In some embodiments, the polynucleotide comprises SEQ ID NO: 7 or a nucleotide sequence at least 80%, 85%, 90%, 95%, 96%, 97%, 98%, or 99% identical to SEQ ID NO: 7. In some embodiments, the polynucleotide comprises a nucleotide sequence at least 80%, 85%, 90%, 95%, 96%, 97%, 98%, or 99% identical to SEQ ID NO: 7, and encodes a functional hSMN1 polypeptide, such as a hSMN1 polypeptide having at least 10%, 20%, 30%, 40%, 50%, 60% 70%, 80%, 90%, 100% or more activity of the polypeptide of SEQ ID NO: 21. In some embodiments, the polynucleotide comprises a nucleotide sequence at least 80%, 85%, 90%, 95%, 96%, 97%, 98%, or 99% identical to SEQ ID NO: 7, and encodes the polypeptide of SEQ ID NO: 21 or an allelic variant thereof.

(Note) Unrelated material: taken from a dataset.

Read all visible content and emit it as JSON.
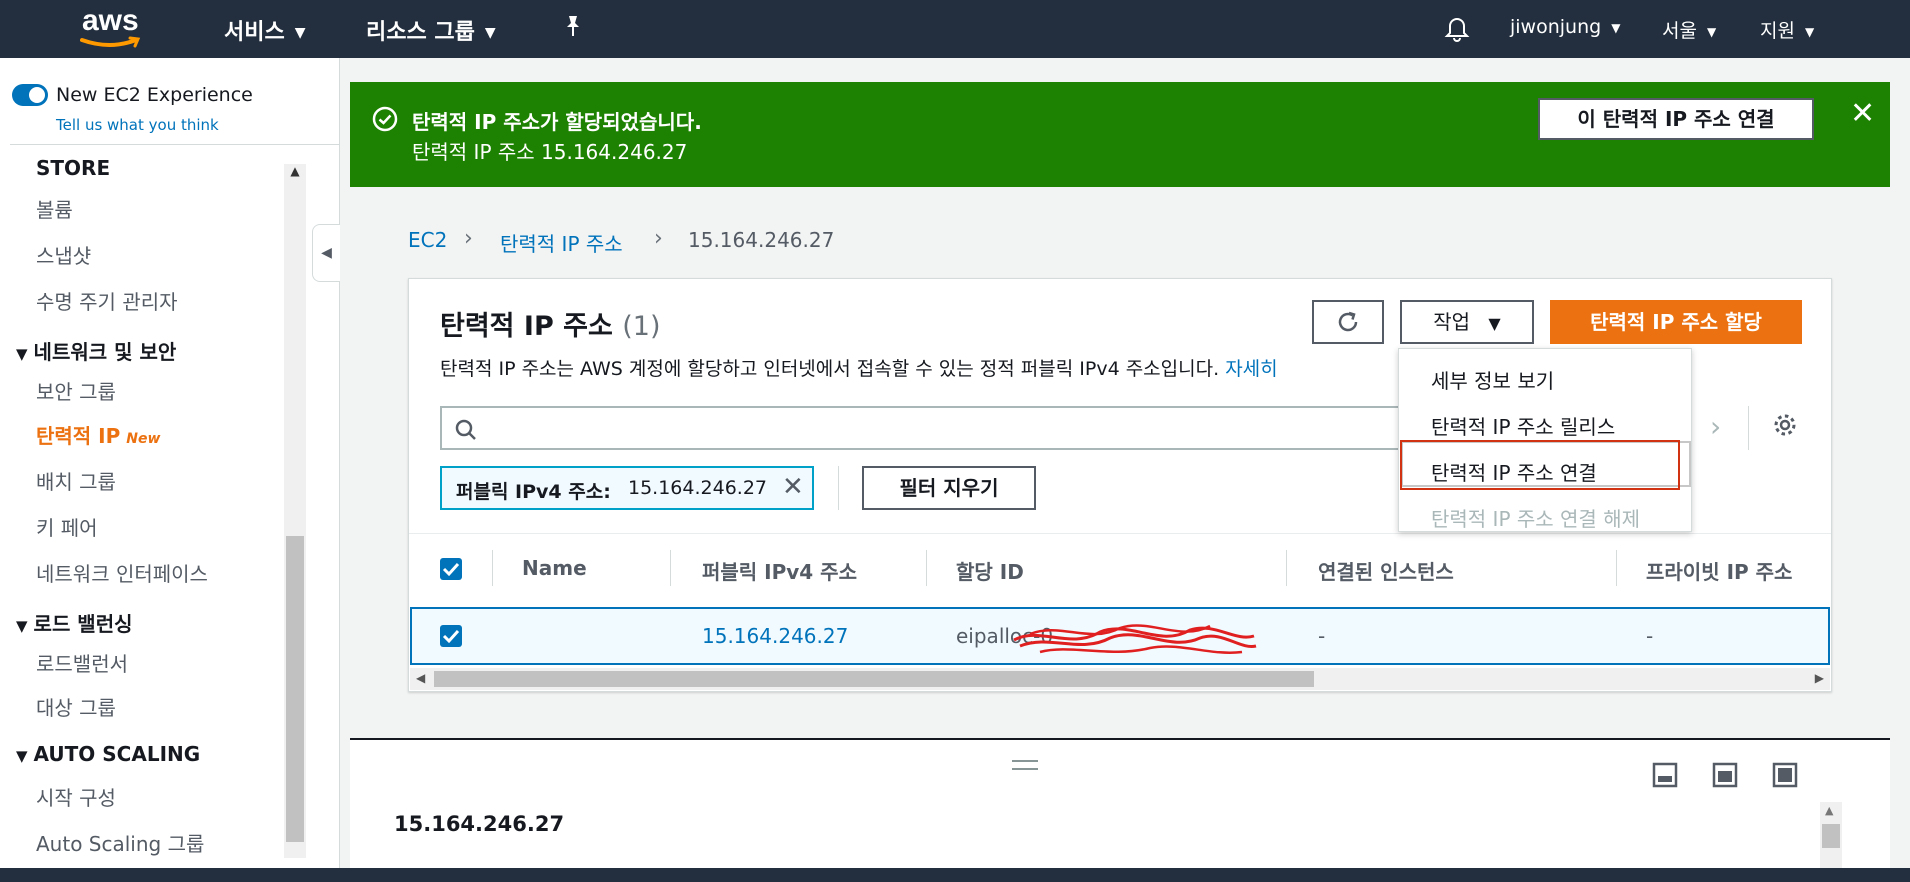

In some embodiments, the polynucleotide comprises SEQ ID NO: 8 or a nucleotide sequence at least 80%, 85%, 90%, 95%, 96%, 97%, 98%, or 99% identical to SEQ ID NO: 8. In some embodiments, the polynucleotide comprises a nucleotide sequence at least 80%, 85%, 90%, 95%, 96%, 97%, 98%, or 99% identical to SEQ ID NO: 8, and encodes a functional hSMN1 polypeptide, such as a hSMN1 polypeptide having at least 10%, 20%, 30%, 40%, 50%, 60% 70%, 80%, 90%, 100% or more activity of the polypeptide of SEQ ID NO: 21. In some embodiments, the polynucleotide comprises a nucleotide sequence at least 80%, 85%, 90%, 95%, 96%, 97%, 98%, or 99% identical to SEQ ID NO: 8, and encodes the polypeptide of SEQ ID NO: 21 or an allelic variant thereof.